La sequía siempre ha sido el común denominador en esta región del país, sí caen algunos milímetros, pero de manera esporádica, tal como lo ha afirmado el senador guajiro de la Unidad Nacional, Alfredo Deluque Zuleta, varios foros sobre la sequía de La Guajira y la paz de Colombia y lo ha expresado tajantemente, que el problema de la sequía es estructural y no coyuntural, es decir, las soluciones deben ser de fondo y no de manera emergente y por ello ha dejado sentado su posición como defensor de su tierra, “La Guajira debe ser objeto primordial del gobierno nacional en esta crisis”.

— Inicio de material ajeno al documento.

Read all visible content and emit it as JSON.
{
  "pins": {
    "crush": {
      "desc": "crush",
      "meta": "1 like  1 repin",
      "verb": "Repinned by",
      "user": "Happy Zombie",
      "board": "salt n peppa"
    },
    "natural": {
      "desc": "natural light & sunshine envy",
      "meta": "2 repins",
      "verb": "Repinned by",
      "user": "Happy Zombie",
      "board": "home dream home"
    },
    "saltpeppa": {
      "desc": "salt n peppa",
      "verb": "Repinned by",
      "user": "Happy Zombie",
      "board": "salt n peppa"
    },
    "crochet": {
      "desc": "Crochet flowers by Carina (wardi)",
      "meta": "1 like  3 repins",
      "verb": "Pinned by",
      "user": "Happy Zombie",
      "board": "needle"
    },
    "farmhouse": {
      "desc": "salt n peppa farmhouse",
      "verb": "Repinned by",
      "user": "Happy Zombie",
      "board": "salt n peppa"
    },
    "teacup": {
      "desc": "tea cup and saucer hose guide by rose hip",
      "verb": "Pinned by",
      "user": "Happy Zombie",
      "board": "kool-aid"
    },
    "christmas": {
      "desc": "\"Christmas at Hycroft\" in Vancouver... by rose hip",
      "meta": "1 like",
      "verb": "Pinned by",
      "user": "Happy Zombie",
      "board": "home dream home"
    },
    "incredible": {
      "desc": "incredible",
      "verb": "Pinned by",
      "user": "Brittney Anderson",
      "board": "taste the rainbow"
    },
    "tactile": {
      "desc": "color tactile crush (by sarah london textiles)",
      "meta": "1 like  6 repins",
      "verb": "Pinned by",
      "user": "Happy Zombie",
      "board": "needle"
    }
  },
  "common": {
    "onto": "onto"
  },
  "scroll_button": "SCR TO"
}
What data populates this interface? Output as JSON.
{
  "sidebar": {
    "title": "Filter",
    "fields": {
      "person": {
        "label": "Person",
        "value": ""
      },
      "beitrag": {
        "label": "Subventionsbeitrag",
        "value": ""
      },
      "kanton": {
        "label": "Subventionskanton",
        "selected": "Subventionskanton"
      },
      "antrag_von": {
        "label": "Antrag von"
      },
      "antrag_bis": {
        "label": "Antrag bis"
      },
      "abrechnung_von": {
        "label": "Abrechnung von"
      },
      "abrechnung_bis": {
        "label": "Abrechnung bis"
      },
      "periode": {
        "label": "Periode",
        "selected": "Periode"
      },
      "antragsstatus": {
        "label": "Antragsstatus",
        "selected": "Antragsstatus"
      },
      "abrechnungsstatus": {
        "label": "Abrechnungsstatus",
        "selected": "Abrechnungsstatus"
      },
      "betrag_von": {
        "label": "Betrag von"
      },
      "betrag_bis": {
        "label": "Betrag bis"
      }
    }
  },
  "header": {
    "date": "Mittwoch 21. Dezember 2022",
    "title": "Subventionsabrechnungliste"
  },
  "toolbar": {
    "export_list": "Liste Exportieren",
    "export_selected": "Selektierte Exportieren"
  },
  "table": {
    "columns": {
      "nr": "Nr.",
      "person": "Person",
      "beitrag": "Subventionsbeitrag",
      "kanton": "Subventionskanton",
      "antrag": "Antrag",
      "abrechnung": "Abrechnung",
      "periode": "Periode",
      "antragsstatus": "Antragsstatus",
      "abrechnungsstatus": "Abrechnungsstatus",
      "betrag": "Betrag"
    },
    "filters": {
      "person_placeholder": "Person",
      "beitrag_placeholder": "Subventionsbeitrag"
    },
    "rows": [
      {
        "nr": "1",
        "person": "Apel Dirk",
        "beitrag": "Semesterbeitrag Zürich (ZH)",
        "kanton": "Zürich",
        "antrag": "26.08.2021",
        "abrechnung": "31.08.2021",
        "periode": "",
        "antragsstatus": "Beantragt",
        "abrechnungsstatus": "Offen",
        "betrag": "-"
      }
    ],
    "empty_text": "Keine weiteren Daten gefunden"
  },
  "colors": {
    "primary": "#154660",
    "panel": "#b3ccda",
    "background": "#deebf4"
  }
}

Por ello, el Estado debe aplicar mecanismos de fondo, para solucionar de una vez por todas, la situación aberrante y vergonzante del hambre, de la sed y de la mala calidad de vida que les ha tocado soportar a municipios como Uribia, Manaure, Maicao, Albania, Hatonuevo, Barrancas  y una porción importante de Riohacha, entre otros productores de minerales energéticos, pero sus presupuestos fueron menguados con el Acto Legislativo No. 11 del gobierno nacional, razón por la cual, el senador Deluque Zuleta ha dejado siempre fijada su posición en  importantes foros, como por ejemplo, cuando el foro “la reforma a las regalías le quitó la posibilidad a las administraciones locales de continuar con la ejecución de los proyectos”. Que nos dejó menguados cientos de proyectos a lo largo y ancho de nuestro departamento.
Ahora, el problema del agua es milenario en la Alta Guajira. El Gobierno nacional tiene la solución. La Represa del Ranchería, que se encuentra subutilizada desde el año 2010, cuando fue inaugurada en su primera fase y que almacena 198 millones de metros cúbicos que solucionaría y mitigaría la sed de estas comunidades. Con esa capacidad le daría agua a todo el Departamento. Si la de Chingaza, con 220 millones de metros cúbicos, le suministra agua a 6.5 millones de habitantes, ¿por qué la del Ranchería no le daría a toda la población guajira que está por encima del millón cien mil habitantes?
Por ello, en el presupuesto que el Congreso aprobará en el mes de octubre para el año 2023, se debe incluir la partida para construir la segunda fase de la Represa, para que la línea de conducción genere agua a los nueve municipios programados en los estudios de factibilidad y construir los distritos de riesgo del Ranchería y San Juan del Cesar que irrigará 18.536 hectáreas, para que La Guajira sea productiva y competitiva en los mercados de la productividad.
Con estas dos acciones que la bancada mayoritaria que tiene el Pacto Histórico en el congreso, apoyaría de manera decidida con los senadores Alfredo Deluque, Martha Peralta, Carlos Trujillo, Imelda Daza, Ayda Abella, quien está defendiendo a nuestro Departamento y los parlamentarios Jorge Cerchario, Juan Loreto Gómez y Karmen Ramírez, más el apoyo de otros congresistas del país, como del Cesar, Magdalena y Atlántico, se darían soluciones a dos problemas graves y de fondo que padece La Guajira: agua por fin potable para el norte de la península y parte del Sur de La Guajira y poner a producir a la tierra de buena calidad en los municipios de Barrancas, Fonseca, Distracción y San Juan del Cesar, Villanueva y El Molino, con tecnología de punta, para que el departamento entre a competir de manera incluyente en los mercados nacionales e internacionales, a través de alianzas estratégicas con excelentes integradores del orden nacional e internacional.
Ahora, una vez puesto en funcionamiento los acueductos del Norte de la península con aguas de la Represa del Ranchería, así como la entrada en funcionamiento de los distritos de riesgo, superada la sed y la hambruna, ya que habrá comida en abundancia, producida en este nuevo corredor verde de la prosperidad y de la productividad en pleno corazón del Sur de La Guajira, el gobierno nacional debe implementar políticas públicas que vayan en concordancia entre lo programado, lo planificado y lo realizado. ¡Manos a la obra pues!